В народе же о ритуальном «почитании» свиней говорилось иначе. Согласно известной украинской легенде, именно они спасли Христа-младенца от слуг царя Ирода. Пресвятая дева Мария прятала божественного младенца в хлеву. Но все могло кончиться плачевно, если бы не… свиньи. Кони дергали вокруг спрятанного младенца сено, куры его разгребали, и только свинки, роя солому, прикрывали Иисуса от взоров врагов.
Свинолюбие и салолюбие существенно отличают нашу кухню от русской. Украинские кулинары всегда имели претензии к любому мясу, кроме свинины, и добавляли ее ко многим блюдам. В России же в ходу были говядина и телятина, даже украинский борщ повара стремятся соорудить без свинины и сала — на говяжьем бульоне, а потом удивляются, почему у украинцев борщ всегда вкуснее.
Тот же Казимир Малевич пишет о русской и украинской кухне как явлениях разных культур. В детстве он жил на сахарных заводах, где служил его отец, и был знаком как с сельским (украинским), так и заводским (в основном русским) бытом. Главные различия двух кухонь обозначены в автобиографии художника-гурмана довольно точно: «В казармах питались кислой капустой, щами и кашею с говяжьим жиром (вместо сала). Говяжьи шкварки перемешивали с кашею, вонь от щей висела не только в казарме, но и на дворе. Крестьяне ели сало з чесноком и украинский борщ, который готовился из свежих овощей (молодая капуста, фасоль, картофель, бурячок), ели сметану и жирные блины, кныши с луком, мамалыгу с молоком и маслом, кисляк с картофелем… «
«Под сало алкоголь берет не так сильно. Можно пить и не напиваться, надо только не забывать закусывать»
Сало, считают некоторые украинцы, сыграло большую роль в судьбе страны и до сих пор благотворно действует на ее быт. И, напротив, умеренное употребление этого продукта в России способствует… ожесточению народных нравов. Теория интересная, но не бесспорная. Я всю свою жизнь прожил в Киеве, но узнал о столь интересной теории лишь на старости лет в палате больницы от своего соседа, инженера из Галичины. Рассказывая о визитах к родичам на Предуралье, он просто не мог ими нахвалиться, но очень сокрушался по поводу тамошних пьянок.
- Пьют они не более нашего, — говорил инженер, — а закусывают по-своему: грибами да соленым огурцом. Грибов там много. Солят их бочками. Да ведь закуска эта ненадежная. Пьют фактически на порожний желудок и напиваются до одури. Отсюда пьянство и алкоголизм. У нас, в Украине, водку не закусывают, а заедают. К выпивке подают яичницу с салом, колбасу с луком, гречку с морковкой, тертый сыр с майонезом. Если огурец — то с подсолнечным маслом и чесночком. А грибы — деликатес, а не основная закуска.
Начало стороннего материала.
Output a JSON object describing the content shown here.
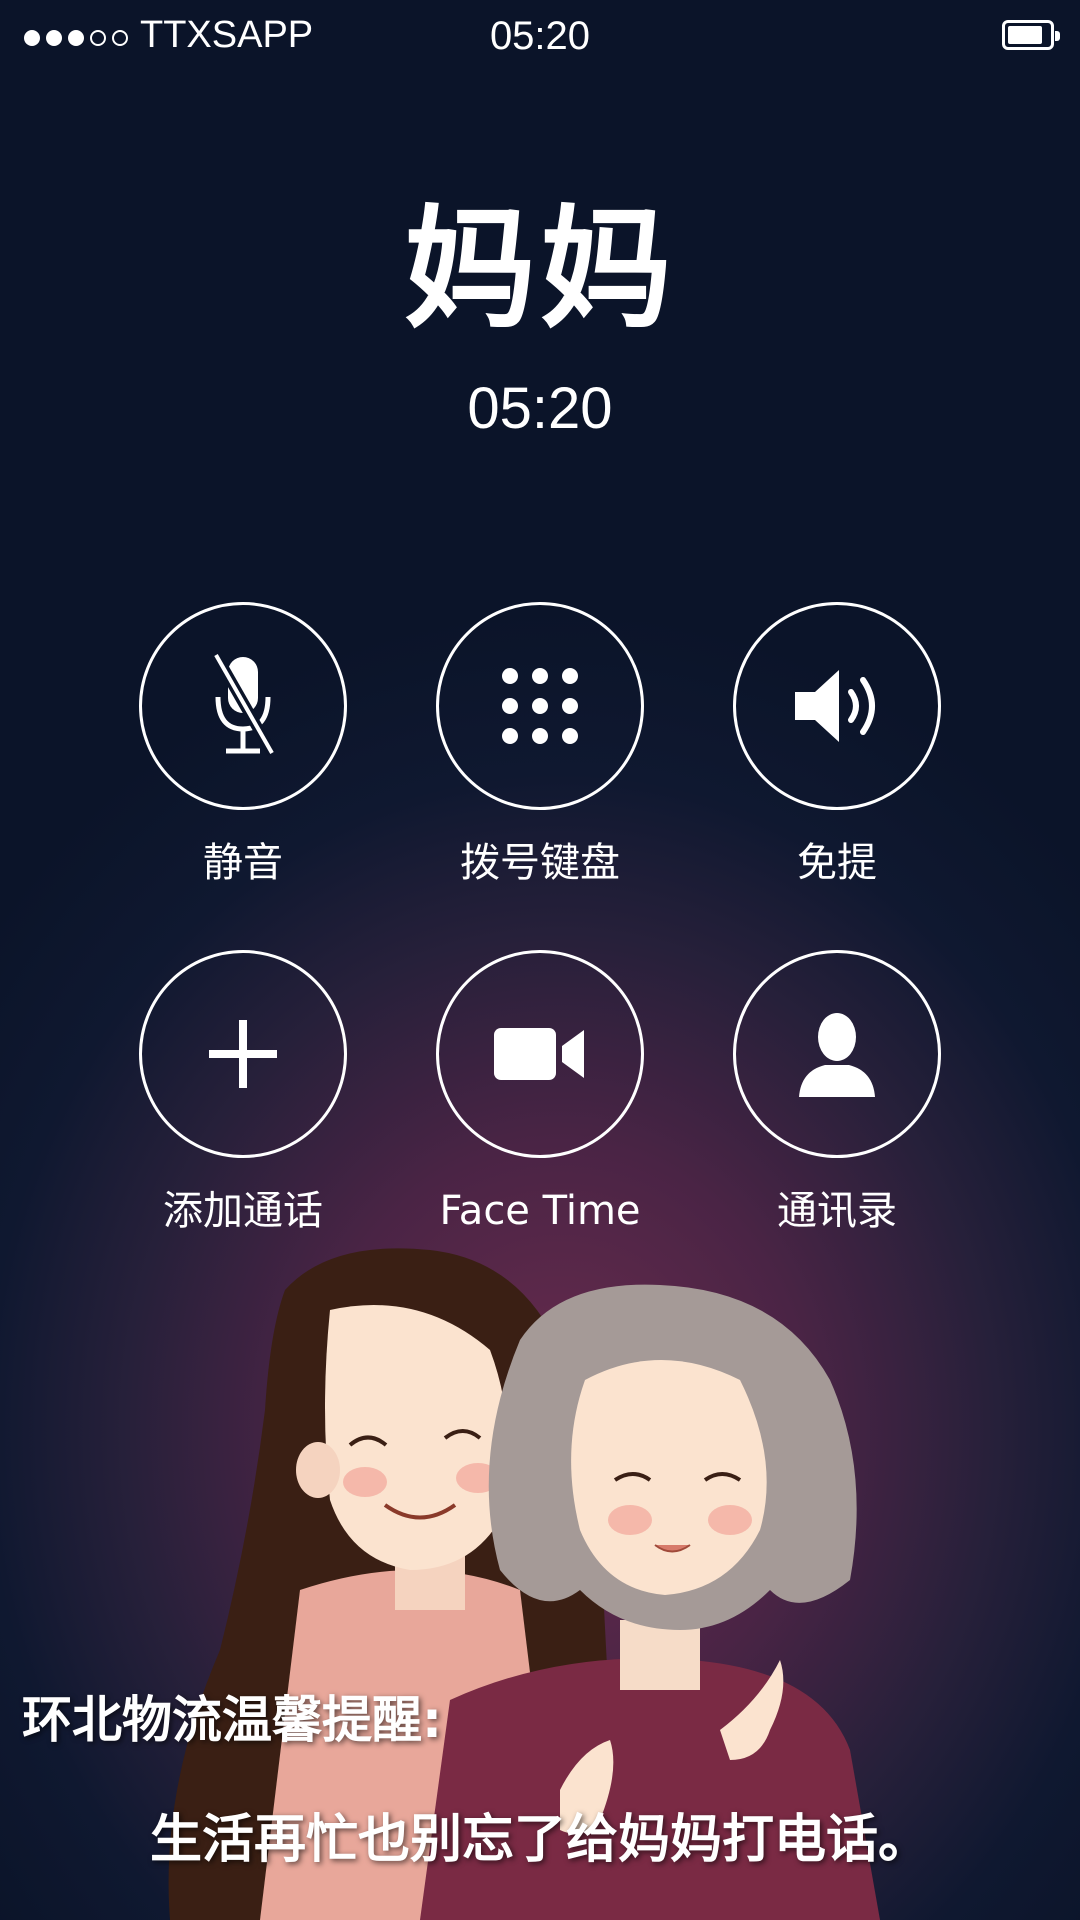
{
  "status_bar": {
    "carrier": "TTXSAPP",
    "time": "05:20",
    "signal_bars_filled": 3,
    "signal_bars_total": 5,
    "battery_icon": "battery-icon"
  },
  "call": {
    "caller_name": "妈妈",
    "duration": "05:20"
  },
  "controls": [
    {
      "label": "静音",
      "icon": "microphone-muted-icon"
    },
    {
      "label": "拨号键盘",
      "icon": "keypad-icon"
    },
    {
      "label": "免提",
      "icon": "speaker-icon"
    },
    {
      "label": "添加通话",
      "icon": "plus-icon"
    },
    {
      "label": "Face Time",
      "icon": "video-camera-icon"
    },
    {
      "label": "通讯录",
      "icon": "contact-person-icon"
    }
  ],
  "reminder": {
    "title": "环北物流温馨提醒:",
    "body": "生活再忙也别忘了给妈妈打电话。"
  },
  "colors": {
    "background_top": "#0b1429",
    "background_glow": "#6b2c4e",
    "foreground": "#ffffff"
  }
}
Под сало алкоголь берет не так сильно. Можно пить и не напиваться, надо только не забывать закусывать. Благодаря салу украинское выпивание отличается от русского в лучшую сторону. Оно умереннее, мягче, деликатнее. Сало у нас спасает от «зеленого змия». Любителей выпить и повеселиться много, но злостных алкоголиков значительно меньше, чем в России. В этом великая заслуга украинского сала!
С ростом населения в Украине поголовье свиней в городах и селах увеличивалось. Чем больше хрюшек резали и поедали, тем быстрее они размножались: свинья за год способна нагулять от 160 до 240 килограммов живого веса и привести два поколения поросят.
Киевляне столкнулись с сюрпризами интенсивного свиноводства в конце XVIII века. В 1782 году город стал административным центром Малороссии (Левобережья). Население заметно увеличилось, появилось множество крупных и мелких помещиков, богатых козаков и безземельных «шляхтичей» из Черниговской и Новгород-Сиверской губерний. Энергичные переселенцы принялись активно осваивать киевские просторы и разводить по всему городу множество свиней, которых, как острил сын тогдашнего печерского коменданта Федор Вигель, они «нежно любили».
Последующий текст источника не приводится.